Actually, Love and Death was his "transition" film, a bridge between those two styles--for example, how Allen shot a couple things became the joke—his classically framed "lions-roar" that he ripped from Eisenstein's Potemkin, for example. His camera set-ups began to take on the spare look of an Ingmar Bergman film (he also took the Death figure from The Seventh Seal). The script was a mess (as all his early films were)--this time an amalgram of Dostoevsky, Chekhov, Tolstoy and Sleeper, but it was funny stuff, and a lot less episodic than Bananas, or Everything You Wanted to Know about Sex***** One dismisses the craft of comedy in film at one's own peril, because there are enough well-shot comedies that can't eke out a laugh to save their box-office lives. If one is looking at the photography more than enjoying the jokes is that anhedonia?
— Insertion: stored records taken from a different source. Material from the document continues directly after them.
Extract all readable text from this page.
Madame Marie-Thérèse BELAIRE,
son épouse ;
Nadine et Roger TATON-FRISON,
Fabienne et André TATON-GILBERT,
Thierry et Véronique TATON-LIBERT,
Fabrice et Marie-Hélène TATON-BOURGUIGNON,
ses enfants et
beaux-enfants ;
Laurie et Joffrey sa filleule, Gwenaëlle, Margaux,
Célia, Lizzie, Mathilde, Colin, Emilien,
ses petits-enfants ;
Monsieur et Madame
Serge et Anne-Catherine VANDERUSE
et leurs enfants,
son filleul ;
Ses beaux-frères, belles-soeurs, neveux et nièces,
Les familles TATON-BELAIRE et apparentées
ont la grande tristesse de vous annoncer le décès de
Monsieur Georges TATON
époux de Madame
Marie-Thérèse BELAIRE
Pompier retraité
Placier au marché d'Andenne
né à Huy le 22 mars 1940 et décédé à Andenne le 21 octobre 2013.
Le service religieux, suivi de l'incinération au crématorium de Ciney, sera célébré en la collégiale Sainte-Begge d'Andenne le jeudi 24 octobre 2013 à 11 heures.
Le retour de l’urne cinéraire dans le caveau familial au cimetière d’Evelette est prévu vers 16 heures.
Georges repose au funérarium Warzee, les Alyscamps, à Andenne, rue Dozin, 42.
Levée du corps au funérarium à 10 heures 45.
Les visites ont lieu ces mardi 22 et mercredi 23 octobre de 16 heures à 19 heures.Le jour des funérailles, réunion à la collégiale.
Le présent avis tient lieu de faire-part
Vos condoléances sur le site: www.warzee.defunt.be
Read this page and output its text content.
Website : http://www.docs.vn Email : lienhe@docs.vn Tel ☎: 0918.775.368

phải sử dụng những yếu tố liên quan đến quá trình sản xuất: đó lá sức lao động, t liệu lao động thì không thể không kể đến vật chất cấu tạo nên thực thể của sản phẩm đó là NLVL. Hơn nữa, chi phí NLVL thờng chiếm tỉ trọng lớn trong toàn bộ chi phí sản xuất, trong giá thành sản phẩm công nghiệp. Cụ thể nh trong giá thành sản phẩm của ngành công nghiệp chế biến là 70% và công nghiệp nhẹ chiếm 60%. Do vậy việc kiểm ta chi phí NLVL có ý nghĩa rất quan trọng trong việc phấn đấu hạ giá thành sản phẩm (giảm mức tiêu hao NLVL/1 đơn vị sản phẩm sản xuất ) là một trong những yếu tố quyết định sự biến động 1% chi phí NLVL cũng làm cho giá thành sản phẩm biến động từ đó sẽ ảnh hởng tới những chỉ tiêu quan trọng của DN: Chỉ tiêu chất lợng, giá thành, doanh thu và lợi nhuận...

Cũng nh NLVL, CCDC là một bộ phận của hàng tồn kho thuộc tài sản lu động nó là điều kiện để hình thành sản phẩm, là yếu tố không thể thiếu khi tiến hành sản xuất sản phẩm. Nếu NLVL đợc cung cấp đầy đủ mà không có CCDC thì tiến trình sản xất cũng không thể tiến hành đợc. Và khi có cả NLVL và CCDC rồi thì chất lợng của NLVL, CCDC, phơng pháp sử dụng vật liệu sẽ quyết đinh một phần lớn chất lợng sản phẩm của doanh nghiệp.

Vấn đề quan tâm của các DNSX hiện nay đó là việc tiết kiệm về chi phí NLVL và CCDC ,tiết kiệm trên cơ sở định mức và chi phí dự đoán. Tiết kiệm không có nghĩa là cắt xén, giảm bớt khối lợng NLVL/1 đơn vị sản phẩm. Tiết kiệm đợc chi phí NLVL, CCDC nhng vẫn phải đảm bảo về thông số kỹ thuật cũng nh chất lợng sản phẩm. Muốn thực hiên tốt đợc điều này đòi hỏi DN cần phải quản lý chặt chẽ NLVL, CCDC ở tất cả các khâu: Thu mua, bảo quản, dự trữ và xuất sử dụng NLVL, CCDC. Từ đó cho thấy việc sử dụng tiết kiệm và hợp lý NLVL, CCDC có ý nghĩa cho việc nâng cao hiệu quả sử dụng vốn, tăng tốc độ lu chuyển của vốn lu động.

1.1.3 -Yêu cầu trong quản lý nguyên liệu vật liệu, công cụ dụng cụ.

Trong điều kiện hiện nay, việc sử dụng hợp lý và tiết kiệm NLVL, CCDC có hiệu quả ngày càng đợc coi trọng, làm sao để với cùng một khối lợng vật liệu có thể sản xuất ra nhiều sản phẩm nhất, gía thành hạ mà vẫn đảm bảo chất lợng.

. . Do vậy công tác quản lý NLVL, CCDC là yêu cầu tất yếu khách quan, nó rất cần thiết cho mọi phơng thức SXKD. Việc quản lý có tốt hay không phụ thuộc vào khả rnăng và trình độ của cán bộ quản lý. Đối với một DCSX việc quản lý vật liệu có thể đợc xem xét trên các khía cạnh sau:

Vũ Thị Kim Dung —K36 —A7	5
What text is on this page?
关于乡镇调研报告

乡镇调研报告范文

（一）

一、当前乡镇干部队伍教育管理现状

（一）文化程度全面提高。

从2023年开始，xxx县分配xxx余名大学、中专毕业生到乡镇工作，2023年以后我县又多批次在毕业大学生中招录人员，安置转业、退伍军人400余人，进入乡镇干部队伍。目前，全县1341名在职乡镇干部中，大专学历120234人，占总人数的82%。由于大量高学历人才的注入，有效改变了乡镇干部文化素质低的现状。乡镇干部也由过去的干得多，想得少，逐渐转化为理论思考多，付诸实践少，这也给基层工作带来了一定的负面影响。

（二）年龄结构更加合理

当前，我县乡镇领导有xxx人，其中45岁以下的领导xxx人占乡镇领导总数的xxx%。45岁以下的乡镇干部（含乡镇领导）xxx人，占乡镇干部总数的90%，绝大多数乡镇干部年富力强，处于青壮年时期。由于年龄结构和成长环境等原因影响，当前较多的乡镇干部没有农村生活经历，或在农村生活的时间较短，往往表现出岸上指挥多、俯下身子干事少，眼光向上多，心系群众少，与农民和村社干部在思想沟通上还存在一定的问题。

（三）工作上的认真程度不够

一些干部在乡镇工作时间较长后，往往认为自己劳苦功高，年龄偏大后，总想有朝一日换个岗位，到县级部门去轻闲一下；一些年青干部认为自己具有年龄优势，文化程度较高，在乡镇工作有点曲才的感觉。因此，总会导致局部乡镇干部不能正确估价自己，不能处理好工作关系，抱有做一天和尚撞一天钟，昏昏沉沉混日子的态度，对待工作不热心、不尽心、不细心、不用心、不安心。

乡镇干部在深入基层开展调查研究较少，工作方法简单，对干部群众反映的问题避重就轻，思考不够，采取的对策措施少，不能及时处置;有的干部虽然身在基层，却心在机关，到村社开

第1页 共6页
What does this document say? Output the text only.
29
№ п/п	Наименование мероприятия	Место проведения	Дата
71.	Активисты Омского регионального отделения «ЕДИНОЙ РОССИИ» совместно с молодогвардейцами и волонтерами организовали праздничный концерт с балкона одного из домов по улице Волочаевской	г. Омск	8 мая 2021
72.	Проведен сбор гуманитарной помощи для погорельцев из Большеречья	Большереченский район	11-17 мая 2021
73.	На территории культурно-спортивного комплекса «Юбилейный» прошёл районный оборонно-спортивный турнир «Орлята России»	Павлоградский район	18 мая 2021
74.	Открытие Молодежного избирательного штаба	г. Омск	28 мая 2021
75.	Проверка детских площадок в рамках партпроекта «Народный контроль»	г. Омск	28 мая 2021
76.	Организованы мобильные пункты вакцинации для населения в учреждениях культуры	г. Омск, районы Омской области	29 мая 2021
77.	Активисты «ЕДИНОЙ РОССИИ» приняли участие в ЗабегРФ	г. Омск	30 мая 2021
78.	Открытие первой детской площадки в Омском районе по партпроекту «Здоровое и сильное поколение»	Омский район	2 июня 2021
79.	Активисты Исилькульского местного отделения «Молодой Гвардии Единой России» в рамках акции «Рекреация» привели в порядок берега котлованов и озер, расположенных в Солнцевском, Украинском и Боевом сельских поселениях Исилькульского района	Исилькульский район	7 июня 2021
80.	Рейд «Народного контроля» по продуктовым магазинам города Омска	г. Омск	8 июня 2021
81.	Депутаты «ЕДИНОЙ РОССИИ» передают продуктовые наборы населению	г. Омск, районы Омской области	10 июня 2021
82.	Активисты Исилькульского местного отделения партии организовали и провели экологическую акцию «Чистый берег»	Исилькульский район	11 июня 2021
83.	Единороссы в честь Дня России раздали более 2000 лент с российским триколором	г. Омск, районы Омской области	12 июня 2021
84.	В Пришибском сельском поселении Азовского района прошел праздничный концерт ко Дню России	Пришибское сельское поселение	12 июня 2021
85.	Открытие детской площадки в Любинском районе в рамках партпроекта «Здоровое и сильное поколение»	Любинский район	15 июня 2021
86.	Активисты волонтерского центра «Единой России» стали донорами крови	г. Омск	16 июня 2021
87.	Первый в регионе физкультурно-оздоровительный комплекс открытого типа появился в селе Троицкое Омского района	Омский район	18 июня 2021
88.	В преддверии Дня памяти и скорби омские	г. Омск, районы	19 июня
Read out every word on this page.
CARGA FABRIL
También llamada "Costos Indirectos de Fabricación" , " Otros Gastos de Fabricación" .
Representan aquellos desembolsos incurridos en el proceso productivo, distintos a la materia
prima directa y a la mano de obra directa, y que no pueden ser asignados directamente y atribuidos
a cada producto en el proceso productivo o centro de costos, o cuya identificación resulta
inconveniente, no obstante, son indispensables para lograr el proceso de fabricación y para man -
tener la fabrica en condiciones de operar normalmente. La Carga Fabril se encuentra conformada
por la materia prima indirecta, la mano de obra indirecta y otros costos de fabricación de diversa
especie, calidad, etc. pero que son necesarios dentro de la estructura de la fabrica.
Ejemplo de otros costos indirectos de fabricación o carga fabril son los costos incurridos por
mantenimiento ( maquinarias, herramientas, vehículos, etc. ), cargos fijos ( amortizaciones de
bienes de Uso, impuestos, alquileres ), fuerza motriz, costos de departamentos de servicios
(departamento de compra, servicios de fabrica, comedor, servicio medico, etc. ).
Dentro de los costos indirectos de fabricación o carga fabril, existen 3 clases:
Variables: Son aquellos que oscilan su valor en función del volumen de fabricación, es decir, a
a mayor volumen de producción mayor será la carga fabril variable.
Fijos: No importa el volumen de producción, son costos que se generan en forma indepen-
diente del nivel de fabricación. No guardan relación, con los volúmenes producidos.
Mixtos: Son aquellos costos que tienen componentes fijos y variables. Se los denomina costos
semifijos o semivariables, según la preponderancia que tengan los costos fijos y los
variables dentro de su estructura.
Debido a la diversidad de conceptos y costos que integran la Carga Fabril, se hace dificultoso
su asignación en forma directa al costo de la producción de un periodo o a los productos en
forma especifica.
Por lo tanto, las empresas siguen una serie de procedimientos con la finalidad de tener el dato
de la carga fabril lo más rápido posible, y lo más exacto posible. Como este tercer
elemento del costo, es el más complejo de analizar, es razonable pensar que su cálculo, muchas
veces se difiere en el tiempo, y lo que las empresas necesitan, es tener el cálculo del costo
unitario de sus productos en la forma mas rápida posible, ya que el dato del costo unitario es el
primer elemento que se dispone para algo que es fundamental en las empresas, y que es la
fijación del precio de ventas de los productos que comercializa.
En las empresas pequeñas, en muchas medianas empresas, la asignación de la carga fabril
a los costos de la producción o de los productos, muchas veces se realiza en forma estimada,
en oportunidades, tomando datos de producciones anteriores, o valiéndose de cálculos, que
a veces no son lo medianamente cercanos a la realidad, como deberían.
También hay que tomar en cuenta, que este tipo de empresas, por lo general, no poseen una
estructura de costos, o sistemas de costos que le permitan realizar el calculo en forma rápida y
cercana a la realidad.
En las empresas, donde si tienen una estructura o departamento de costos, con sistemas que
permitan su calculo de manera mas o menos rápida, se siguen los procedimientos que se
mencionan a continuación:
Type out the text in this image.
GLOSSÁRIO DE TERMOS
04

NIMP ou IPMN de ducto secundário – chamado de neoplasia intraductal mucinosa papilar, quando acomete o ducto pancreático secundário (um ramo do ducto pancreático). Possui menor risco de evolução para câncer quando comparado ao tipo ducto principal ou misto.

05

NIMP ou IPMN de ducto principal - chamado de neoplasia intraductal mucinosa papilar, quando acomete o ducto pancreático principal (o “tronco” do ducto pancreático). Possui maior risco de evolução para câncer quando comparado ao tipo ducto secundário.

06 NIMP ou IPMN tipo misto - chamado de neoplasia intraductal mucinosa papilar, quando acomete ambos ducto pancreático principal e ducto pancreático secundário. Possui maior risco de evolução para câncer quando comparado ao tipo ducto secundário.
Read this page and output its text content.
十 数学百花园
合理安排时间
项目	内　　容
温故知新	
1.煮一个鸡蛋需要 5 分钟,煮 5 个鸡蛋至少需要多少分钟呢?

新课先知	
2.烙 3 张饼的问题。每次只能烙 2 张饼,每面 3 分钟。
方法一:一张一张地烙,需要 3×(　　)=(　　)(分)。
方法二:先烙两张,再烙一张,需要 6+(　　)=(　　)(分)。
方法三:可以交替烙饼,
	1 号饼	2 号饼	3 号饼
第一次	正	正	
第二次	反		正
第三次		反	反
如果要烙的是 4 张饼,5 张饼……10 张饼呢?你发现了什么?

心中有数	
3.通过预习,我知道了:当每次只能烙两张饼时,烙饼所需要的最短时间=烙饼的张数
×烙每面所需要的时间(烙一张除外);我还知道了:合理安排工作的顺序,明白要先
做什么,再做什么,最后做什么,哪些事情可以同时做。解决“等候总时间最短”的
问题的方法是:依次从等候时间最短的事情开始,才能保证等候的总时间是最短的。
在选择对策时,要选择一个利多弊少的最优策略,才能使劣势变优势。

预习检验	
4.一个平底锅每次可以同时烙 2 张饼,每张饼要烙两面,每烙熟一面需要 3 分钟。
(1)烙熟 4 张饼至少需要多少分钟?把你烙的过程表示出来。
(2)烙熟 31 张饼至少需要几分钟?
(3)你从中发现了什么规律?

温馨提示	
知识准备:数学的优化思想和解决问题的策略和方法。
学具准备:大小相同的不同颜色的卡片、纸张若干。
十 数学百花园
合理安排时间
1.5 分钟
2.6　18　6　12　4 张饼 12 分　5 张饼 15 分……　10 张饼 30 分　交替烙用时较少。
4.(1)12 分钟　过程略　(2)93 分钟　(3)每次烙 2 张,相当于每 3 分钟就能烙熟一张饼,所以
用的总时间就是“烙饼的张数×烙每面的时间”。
The bottom line is, though, "is it funny?"
After Love and Death, Allen began to take the films—and himself—more seriously, burying the schtick and overt clownishness and embedding the jokes in the material, leaving them unsupported by buffoonery; he was getting older and the mugging at some point would look childish. He also stopped hiding behind satire to make his points. Oh, the influences were still there—they are there for every film-maker—he just wouldn't call attention to their sources so nakedly. When one does that, one's work has nothing to hide behind and leaves it open to all sorts of criticisms, charges of pretension, and the usual huffiness of the professional (or non-professional) critic. One can no longer just slip on a banana peel and wink "just kidding..."
So, I was wrong here, but not as wrong as I would be, and Allen would leave the blandly Ross-directed Play it Again, Sam (which is offensive now with its casual "rape" jokes) behind, with such classics as Annie Hall, Manhattan, Hannah and Her Sisters, and Crimes and Misdemeanors, and a lot of gems along the way. Every economically-made five or six films or so, Allen will make a great film. That's a fine batting average in the Biz.
* These are collections of Allen's essays for "The New Yorker."
** I guess I forgot the scene where the hot-dog vendor is yelling "Red Hots!" on the battle-field.
***Crap! Of course, they can work together!